Когда подошел срок, мы с Ули Хэртером навестили его жену Герту и Анну накануне генеральной репетиции. Хотя обе ученицы Вигман устали от каждодневных занятий, они радостно ожидали предстоящего выступления на сцене.
Как-то раз мы с Ули разглядели в парке странно одетых людей, стоявших поодиночке. В бархатных беретах и черных накидках, эти запоздалые апостолы Вагнера дирижировали невидимыми оркестрами так, будто за спинами каждого замерла огромная публика. Одни разложили на принесенных пюпитрах партитуры, другие все помнили наизусть.
От Бейройта у меня сохранилось вызывающее приступы смеха отвращение к нуворишам и к самой обстановке культового действа. Денежная знать выставляла напоказ крахмальные манишки, фраки и бриллианты. Зато свежая луковая кожица помнит об одной бесхитростной лесной прогулке в тамошних окрестностях.
Поплутав по сказочно-темному смешанному лесу, мы вышли на внезапно открывшуюся поляну, где людской гам и духовая музыка предуведомили нас о том, что здесь, за длинными столами, уставленными кружками с пивом, устроило праздник стрелковое общество. Народ веселился. Фольклорные костюмы, шляпы с козьими бородками. Будки-аттракционы приглашали бросать мячи по жестянкам и стрелять по мишеням, за что можно было выиграть искусственные цветы или какой-нибудь приз.
Меня рано научили целить в людей, но до стрельбы по ним, к счастью, дело не дошло.
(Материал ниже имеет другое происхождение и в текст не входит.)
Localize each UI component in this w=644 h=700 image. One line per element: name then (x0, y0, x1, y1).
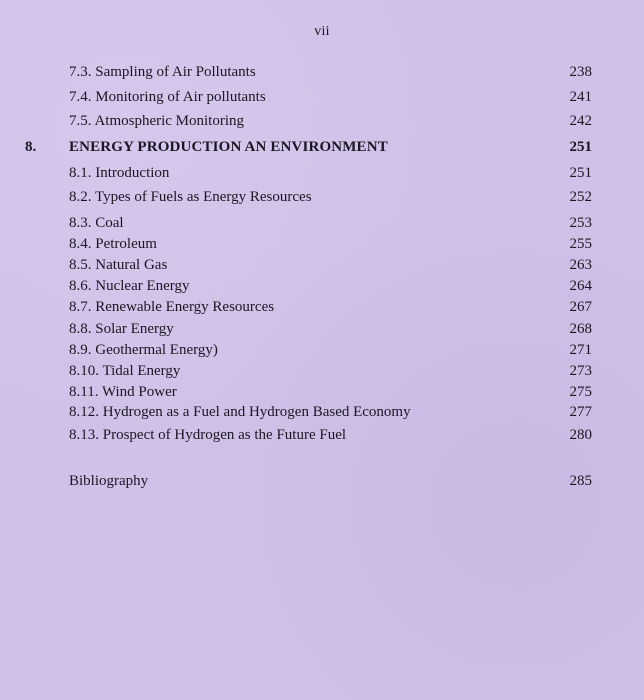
toc-entry-number: 8.9. (69, 342, 92, 358)
toc-entry-8-9 (0, 339, 644, 361)
toc-entry-text: Types of Fuels as Energy Resources (94, 189, 312, 205)
toc-entry-page: 280 (569, 427, 592, 443)
toc-entry-text: Solar Energy (95, 321, 174, 337)
toc-entry-number: 7.5. (69, 113, 92, 129)
toc-entry-page: 277 (569, 404, 592, 420)
toc-entry-7-4 (0, 86, 644, 108)
toc-entry-title (69, 254, 167, 276)
toc-entry-number: 8.3. (69, 215, 92, 231)
toc-entry-page: 252 (569, 189, 592, 205)
toc-entry-title (69, 212, 124, 234)
toc-entry-number: 8.1. (69, 165, 92, 181)
toc-entry-8-8 (0, 318, 644, 340)
toc-entry-page: 238 (569, 64, 592, 80)
toc-entry-title (69, 110, 244, 132)
toc-entry-text: Renewable Energy Resources (95, 299, 275, 315)
bibliography-title: Bibliography (69, 473, 149, 489)
toc-entry-text: Wind Power (101, 384, 177, 400)
toc-entry-8-5 (0, 254, 644, 276)
toc-entry-title (69, 360, 180, 382)
toc-entry-number: 7.3. (69, 64, 92, 80)
toc-entry-number: 8.5. (69, 257, 92, 273)
toc-entry-text: Petroleum (95, 236, 157, 252)
toc-entry-text: Natural Gas (95, 257, 168, 273)
toc-entry-number: 7.4. (69, 89, 92, 105)
page-number: vii (314, 24, 330, 39)
toc-entry-8-12 (0, 401, 644, 423)
toc-entry-title (69, 296, 274, 318)
toc-entry-8-13 (0, 424, 644, 446)
toc-entry-title (69, 381, 177, 403)
toc-entry-title (69, 318, 174, 340)
toc-entry-page: 255 (569, 236, 592, 252)
toc-entry-8-11 (0, 381, 644, 403)
chapter-page: 251 (569, 139, 592, 155)
toc-entry-title (69, 86, 266, 108)
bibliography-page: 285 (569, 473, 592, 489)
toc-entry-page: 275 (569, 384, 592, 400)
toc-entry-7-3 (0, 61, 644, 83)
toc-entry-number: 8.4. (69, 236, 92, 252)
toc-entry-number: 8.12. (69, 404, 99, 420)
toc-entry-page: 271 (569, 342, 592, 358)
toc-entry-title (69, 186, 312, 208)
toc-entry-title (69, 339, 218, 361)
toc-entry-text: Hydrogen as a Fuel and Hydrogen Based Economy (102, 404, 411, 420)
toc-entry-page: 267 (569, 299, 592, 315)
toc-entry-number: 8.10. (69, 363, 99, 379)
toc-entry-7-5 (0, 110, 644, 132)
toc-entry-8-3 (0, 212, 644, 234)
toc-entry-title (69, 401, 411, 423)
toc-entry-number: 8.13. (69, 427, 99, 443)
toc-entry-text: Geothermal Energy) (95, 342, 218, 358)
toc-entry-page: 242 (569, 113, 592, 129)
toc-entry-title (69, 162, 169, 184)
toc-entry-text: Atmospheric Monitoring (94, 113, 245, 129)
toc-entry-page: 268 (569, 321, 592, 337)
toc-entry-page: 253 (569, 215, 592, 231)
toc-entry-page: 264 (569, 278, 592, 294)
toc-entry-number: 8.6. (69, 278, 92, 294)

А теперь мишени были вполне безобидными, да и ружья оказались духовыми, стрелявшими маленькими пульками. Сначала я колебался, стоит ли брать приклад, трогать ствол. Но потом подошел к стойке, чтобы сбить для Анны розу.
Тщательно совместил прорезь прицела с мушкой, плавно нажал на курок. Однако выстрел разбил глиняный сосуд, где находился в качестве приза меткому стрелку аист Адебар. Это был знак судьбы. Аист держал в клюве корзинку с двумя близнецами. Это было еще до того, как пилюли «антибеби» ознаменовали начало новой эры.
Кто испугался больше? Даже роза, которую я все-таки сбил, не смогла утешить Анну. Пророческий намек на наших сыновей Франца и Рауля, появившихся через три года, подействовал на нее так сильно, что не помогли ни литровые кружки пива, ни шутки насчет близнецов Вальта и Вульта, знаменитых персонажей из романа «Озорные годы». Не исправило настроение, испорченного моим фатальным выстрелом, и шутливое напоминание о том, что сам автор романа Жан Поль родился неподалеку, в городке Вунзигель. Никогда больше Анна не разрешала мне стрелять для нее по розе.
Но за год до этого Бейройт казался лишь туманным обещанием. Вскоре после восстания рабочих в восточной части Берлина и незадолго до смерти Эрнста Ройтера, берлинского бургомистра, начались каникулы. Анна уехала в Швейцарию, а чуть позднее и я с нашей палаткой отправился автостопом путешествовать на юг.